The first act of the fall Puppet Slam, presented by the Ballard Institute and Museum of Puppetry on Friday, Sept. 15, was a bit like watching an optical illusion. It was like a picture where all you see is a young lady, until you realize that there’s also an image of an old woman. Depending on what you focus on, you can see either one, young or old. As puppetry student Kim Van Aelst performed “Space Out,” a short show in which two characters on a spaceship retrieve a prized object left on a planet below, her hands took on the identities of the two distinct characters.
Looking at the puppets as the characters playing out a part was interesting, but if you switched your focus and thought of the puppets as covering a pair of hands, you realized that something much more complicated was going on. Realizing one person was behind all the aspects of the show–the theme music she hummed, the voices of the characters, the action of the characters, the writing and the script–it’s a bit like trying to sing all the parts in a “Hamilton” song at the same time.
The work presented by the Ballard Institute varied greatly, from the intense to the comical, and from the somber to the absurd.

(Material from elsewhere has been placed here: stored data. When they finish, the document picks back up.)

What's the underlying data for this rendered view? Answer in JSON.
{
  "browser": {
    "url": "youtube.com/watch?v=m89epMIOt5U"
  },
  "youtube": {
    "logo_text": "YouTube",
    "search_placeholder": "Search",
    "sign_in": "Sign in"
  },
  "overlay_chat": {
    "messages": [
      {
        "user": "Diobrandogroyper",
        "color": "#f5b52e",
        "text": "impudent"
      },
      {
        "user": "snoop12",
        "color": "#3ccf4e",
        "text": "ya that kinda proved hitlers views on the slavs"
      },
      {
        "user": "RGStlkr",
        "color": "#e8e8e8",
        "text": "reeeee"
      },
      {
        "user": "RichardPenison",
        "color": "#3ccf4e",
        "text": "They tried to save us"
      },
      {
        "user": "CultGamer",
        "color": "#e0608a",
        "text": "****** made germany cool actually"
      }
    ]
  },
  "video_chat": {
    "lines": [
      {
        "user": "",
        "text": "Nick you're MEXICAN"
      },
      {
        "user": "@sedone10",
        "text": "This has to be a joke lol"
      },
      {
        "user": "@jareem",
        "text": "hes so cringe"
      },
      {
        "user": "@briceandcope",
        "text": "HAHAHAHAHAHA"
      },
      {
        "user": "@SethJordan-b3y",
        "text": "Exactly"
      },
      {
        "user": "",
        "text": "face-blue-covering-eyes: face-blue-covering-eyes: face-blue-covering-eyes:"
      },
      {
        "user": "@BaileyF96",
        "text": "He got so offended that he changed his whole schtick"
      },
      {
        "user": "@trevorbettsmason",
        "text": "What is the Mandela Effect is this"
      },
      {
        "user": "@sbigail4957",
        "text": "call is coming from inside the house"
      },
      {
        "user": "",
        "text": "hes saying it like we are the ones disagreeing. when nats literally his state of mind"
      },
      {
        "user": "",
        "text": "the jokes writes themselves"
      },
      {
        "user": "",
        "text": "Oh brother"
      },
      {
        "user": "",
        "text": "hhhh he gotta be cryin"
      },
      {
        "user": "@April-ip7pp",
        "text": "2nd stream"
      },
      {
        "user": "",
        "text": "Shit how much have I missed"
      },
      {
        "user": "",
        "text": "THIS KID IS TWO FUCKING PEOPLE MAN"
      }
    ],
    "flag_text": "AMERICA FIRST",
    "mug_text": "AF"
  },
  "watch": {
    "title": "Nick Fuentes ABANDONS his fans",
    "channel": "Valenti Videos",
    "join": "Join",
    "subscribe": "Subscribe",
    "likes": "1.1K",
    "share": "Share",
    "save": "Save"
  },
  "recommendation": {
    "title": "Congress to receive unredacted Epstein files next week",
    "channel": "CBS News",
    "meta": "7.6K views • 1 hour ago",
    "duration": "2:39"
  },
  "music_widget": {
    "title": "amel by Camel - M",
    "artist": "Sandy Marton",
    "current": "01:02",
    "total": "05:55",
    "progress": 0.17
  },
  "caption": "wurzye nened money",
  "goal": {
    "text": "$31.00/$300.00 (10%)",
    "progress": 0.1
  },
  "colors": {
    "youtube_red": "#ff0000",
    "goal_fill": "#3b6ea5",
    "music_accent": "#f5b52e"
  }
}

However, no matter how strange the work may have seemed, all the acts were backed by talent and preparation.
The show was hosted by UConn alum Shane McNeal, under the pseudonym of Doc Foster, a Tim Burton-esque persona who later presented a chilling story told with a crank, which allows artists to turn a handle to spool through different drawings on a long sheet of paper. Acts included stories told with a crank, videos using stop-motion and other digital and media designs, a shadow puppet-song duo and a large puppet of a leg (and later an arm).
An act called “Peepers” featured Boston-based artist Veronica Barron putting a pair of toy eyes on her hand and lip syncing a song between herself and the character on her hand. The pair, Barron and her hand, started out friendly enough before the relationship morphed into something more and as the weird factor increased, it changed to a physical argument between Barron and her sighted hand (you can buy a pair of eyes for your own hand at Michael’s in the East Brook Mall).
Whereas Barron’s performance was weird yet humorous. UConn alum Isaac Bloodworth took a more serious tone with his act “Curled” in which he cranked through a story about a young black girl who learned, over the course of the story, to be proud of her hair the way it was. Before performing, Bloodworth issued a warning that he was bringing real-world issues to the stage and some may find it uncomfortable.
“There were a few fun ones,” first semester computer science major Matthew Kirschbaum said of the Puppet Slam. “There were a lot of interesting things.”
The Ballard Institute will be hosting another puppet slam this winter, undoubtedly featuring just as broad of a variety of original work.